Un Ouïghour, arrêté à son arrivée au Maroc, risque d’être renvoyé en Chine, si le royaume respecte le traité d’extradition signé avec Pékin en janvier dernier.

« S’il est amené à retourner en Chine, mon mari sera emprisonné, torturé ou même tué ». L’appel de détresse de Zaynura sera-t-il entendu par les autorités marocaines ? Hasan, 34 ans, est père de trois enfants. Alors qu’il venait de Turquie, il a été arrêté par la police marocaine et emmené dans une prison près de la ville de Tiflet. Amnesty International raconte que, après son arrestation, Hasan a pu appeler sa femme restée en Turquie. Il « lui a dit qu’il pensait qu’il serait bientôt expulsé vers la Chine », selon l’ONG.

L’inquiétude est grande pour ce Ouïghour, lorsque l’on sait comment sont traités les membres de cette minorité ethnique sur place. Pékin a mis en place de véritables camp de concentration. Les Ouïghours y sont persécutés sous couvert de déradicalisation. « Il est connu de tous que le gouvernement chinois commet un génocide contre les Ouïghours », écrit sa femme dans une lettre. Depuis le 19 juillet, la famille d’Hasan est sans nouvelles de lui.
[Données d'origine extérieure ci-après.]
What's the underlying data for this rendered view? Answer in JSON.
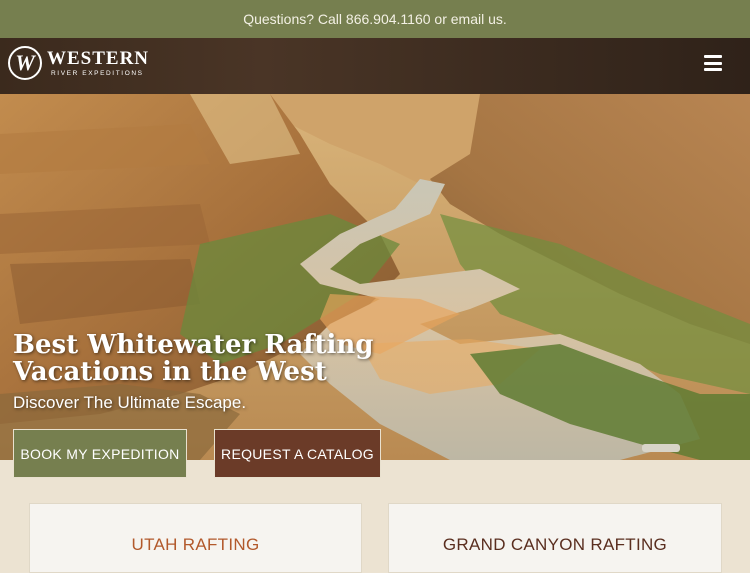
{
  "topbar": {
    "text": "Questions? Call 866.904.1160 or email us."
  },
  "header": {
    "logo_title": "WESTERN",
    "logo_subtitle": "RIVER EXPEDITIONS",
    "logo_mark": "W",
    "menu_icon": "hamburger-menu-icon"
  },
  "hero": {
    "title": "Best Whitewater Rafting Vacations in the West",
    "subtitle": "Discover The Ultimate Escape."
  },
  "buttons": {
    "book": "BOOK MY EXPEDITION",
    "catalog": "REQUEST A CATALOG"
  },
  "cards": [
    {
      "title": "UTAH RAFTING"
    },
    {
      "title": "GRAND CANYON RAFTING"
    }
  ],
  "colors": {
    "olive": "#767f4f",
    "brown": "#6b3b28",
    "background": "#ece3d2",
    "utah_title": "#b2592b"
  }
}
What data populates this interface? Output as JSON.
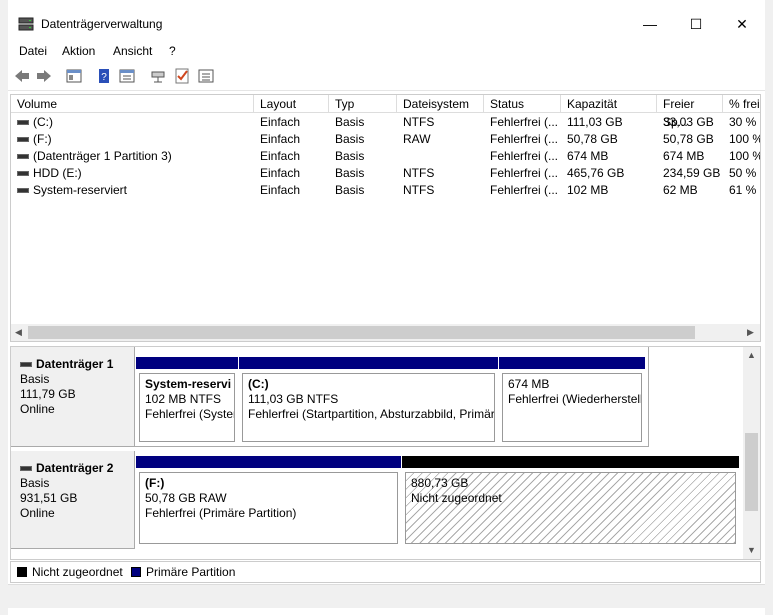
{
  "window": {
    "title": "Datenträgerverwaltung",
    "minimize": "—",
    "maximize": "☐",
    "close": "✕"
  },
  "menu": [
    "Datei",
    "Aktion",
    "Ansicht",
    "?"
  ],
  "table": {
    "columns": [
      "Volume",
      "Layout",
      "Typ",
      "Dateisystem",
      "Status",
      "Kapazität",
      "Freier Sp...",
      "% frei"
    ],
    "rows": [
      {
        "volume": "(C:)",
        "layout": "Einfach",
        "typ": "Basis",
        "fs": "NTFS",
        "status": "Fehlerfrei (...",
        "cap": "111,03 GB",
        "free": "33,03 GB",
        "pct": "30 %"
      },
      {
        "volume": "(F:)",
        "layout": "Einfach",
        "typ": "Basis",
        "fs": "RAW",
        "status": "Fehlerfrei (...",
        "cap": "50,78 GB",
        "free": "50,78 GB",
        "pct": "100 %"
      },
      {
        "volume": "(Datenträger 1 Partition 3)",
        "layout": "Einfach",
        "typ": "Basis",
        "fs": "",
        "status": "Fehlerfrei (...",
        "cap": "674 MB",
        "free": "674 MB",
        "pct": "100 %"
      },
      {
        "volume": "HDD (E:)",
        "layout": "Einfach",
        "typ": "Basis",
        "fs": "NTFS",
        "status": "Fehlerfrei (...",
        "cap": "465,76 GB",
        "free": "234,59 GB",
        "pct": "50 %"
      },
      {
        "volume": "System-reserviert",
        "layout": "Einfach",
        "typ": "Basis",
        "fs": "NTFS",
        "status": "Fehlerfrei (...",
        "cap": "102 MB",
        "free": "62 MB",
        "pct": "61 %"
      }
    ]
  },
  "disks": [
    {
      "title": "Datenträger 1",
      "type": "Basis",
      "size": "111,79 GB",
      "state": "Online",
      "partitions": [
        {
          "name": "System-reservi",
          "line2": "102 MB NTFS",
          "line3": "Fehlerfrei (Syster"
        },
        {
          "name": "(C:)",
          "line2": "111,03 GB NTFS",
          "line3": "Fehlerfrei (Startpartition, Absturzabbild, Primär"
        },
        {
          "name": "",
          "line2": "674 MB",
          "line3": "Fehlerfrei (Wiederherstell"
        }
      ]
    },
    {
      "title": "Datenträger 2",
      "type": "Basis",
      "size": "931,51 GB",
      "state": "Online",
      "partitions": [
        {
          "name": "(F:)",
          "line2": "50,78 GB RAW",
          "line3": "Fehlerfrei (Primäre Partition)"
        },
        {
          "name": "",
          "line2": "880,73 GB",
          "line3": "Nicht zugeordnet"
        }
      ]
    }
  ],
  "legend": {
    "unallocated": "Nicht zugeordnet",
    "primary": "Primäre Partition"
  },
  "colors": {
    "primary": "#00007f",
    "unallocated": "#000000",
    "accent": "#0078d7"
  }
}
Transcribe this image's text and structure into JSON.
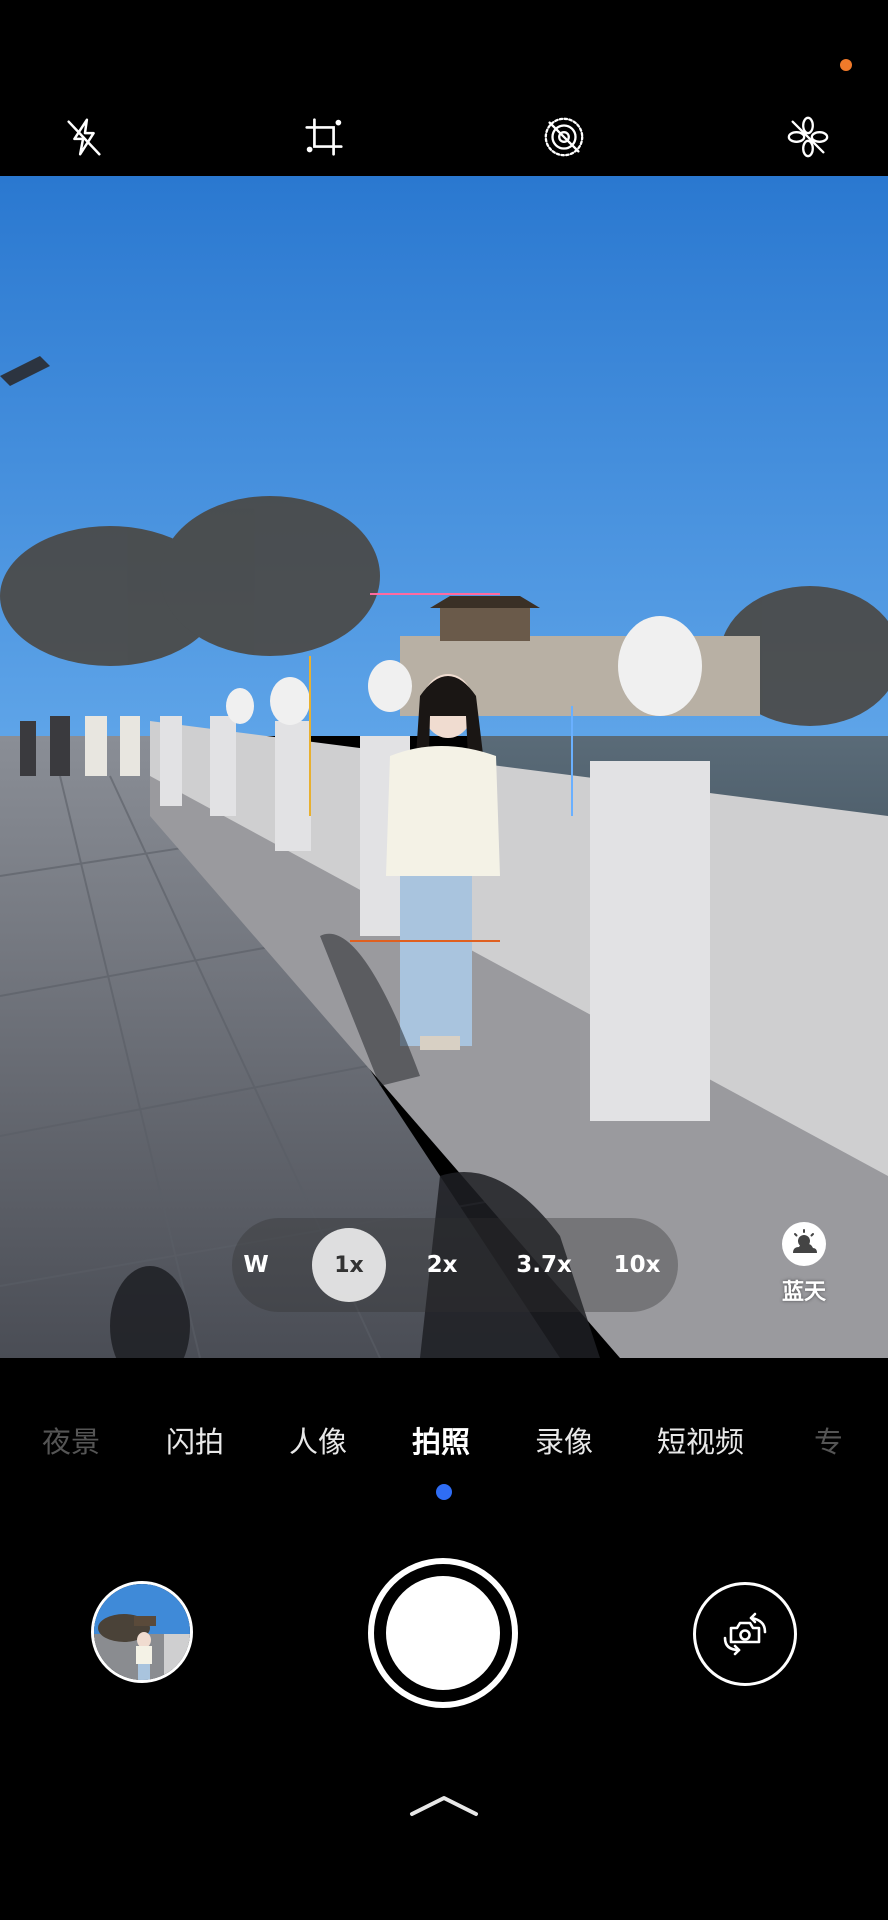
{
  "toolbar": {
    "icons": [
      "flash-off-icon",
      "crop-frame-icon",
      "live-photo-off-icon",
      "filter-icon"
    ]
  },
  "zoom": {
    "options": [
      {
        "label": "W",
        "selected": false
      },
      {
        "label": "1x",
        "selected": true
      },
      {
        "label": "2x",
        "selected": false
      },
      {
        "label": "3.7x",
        "selected": false
      },
      {
        "label": "10x",
        "selected": false
      }
    ]
  },
  "scene": {
    "label": "蓝天",
    "icon": "sun-cloud-icon"
  },
  "modes": {
    "items": [
      "夜景",
      "闪拍",
      "人像",
      "拍照",
      "录像",
      "短视频",
      "专"
    ],
    "selected": "拍照"
  },
  "colors": {
    "background": "#000000",
    "accent_dot": "#2f6df5",
    "recording_dot": "#f07a2a",
    "sky": "#2f7fd4"
  }
}
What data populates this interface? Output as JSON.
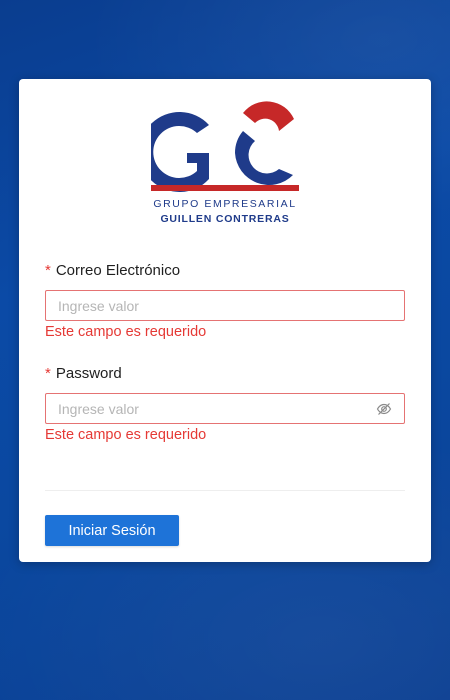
{
  "logo": {
    "monogram": "GC",
    "line1": "GRUPO EMPRESARIAL",
    "line2": "GUILLEN CONTRERAS",
    "colors": {
      "blue": "#1f3b8a",
      "red": "#c62828"
    }
  },
  "form": {
    "email": {
      "label": "Correo Electrónico",
      "required_mark": "*",
      "placeholder": "Ingrese valor",
      "value": "",
      "error": "Este campo es requerido"
    },
    "password": {
      "label": "Password",
      "required_mark": "*",
      "placeholder": "Ingrese valor",
      "value": "",
      "error": "Este campo es requerido",
      "toggle_icon": "eye-off-icon"
    },
    "submit_label": "Iniciar Sesión"
  },
  "colors": {
    "background": "#0b4aa6",
    "error": "#e53935",
    "primary": "#1e73d8"
  }
}
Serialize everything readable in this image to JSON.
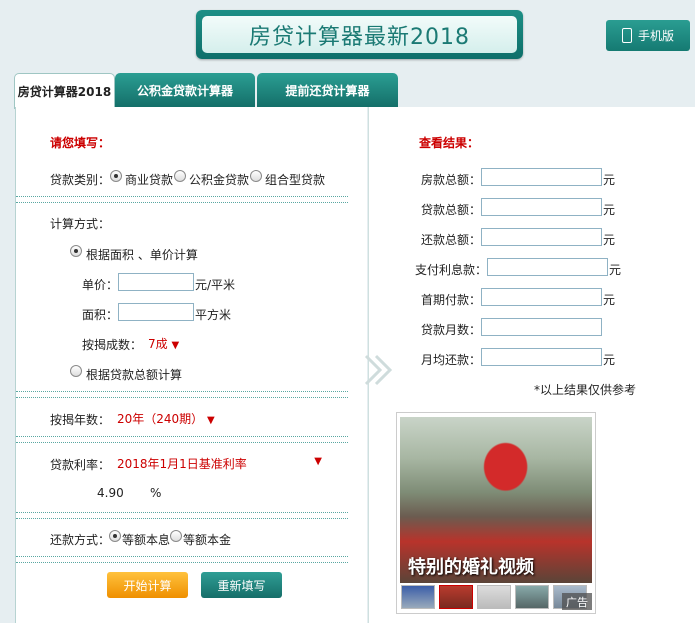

L’extradition de cet homme pourrait devenir une réalité. Car en janvier dernier, un traité d’extradition entre Pékin et Rabat à été ratifié par la Chine, quatre ans après avoir été signé par les députés marocains. Informaticien, Hasan possède pourtant un permis de séjour turc, mais sa nationalité chinoise risque de lui provoquer un retour forcé à Pékin.

Accusé de terrorisme pour son appartenance ouïghoure

« Les autorités marocaines doivent garantir à Idris Hasan un accès immédiat à un avocat, la possibilité de contester toute mesure d’éloignement, et permettre à sa famille de le contacter pour assurer sa sécurité », exhorte Joanne Mariner, directrice du programme de réponse aux crises d’Amnesty International.

Pour l’ONG, « le principe de non-refoulement garantit que personne ne doit être renvoyé dans un pays où il serait exposé à un risque réel de torture ou d’autres peines ou traitements cruels, inhumains ou dégradants, et d’autres violations graves des droits humains ». Autrement dit, si le Maroc renvoyait Hasan en Chine, il violerait les traités internationaux.

Hasan, sa femme Zaynura et leurs trois enfants ont obtenu des permis de séjour humanitaires en Turquie après que le gouvernement chinois les a accusés de terrorisme « en raison du travail qu’il a déjà effectué pour des organisations ouïghoures ». Selon Amnesty, « la loi chinoise définit le ‘terrorisme’ et ‘l’extrémisme’ de manière trop large et vague, et cela a été utilisé pour réprimer les Ouïghours et d’autres minorités ethniques ».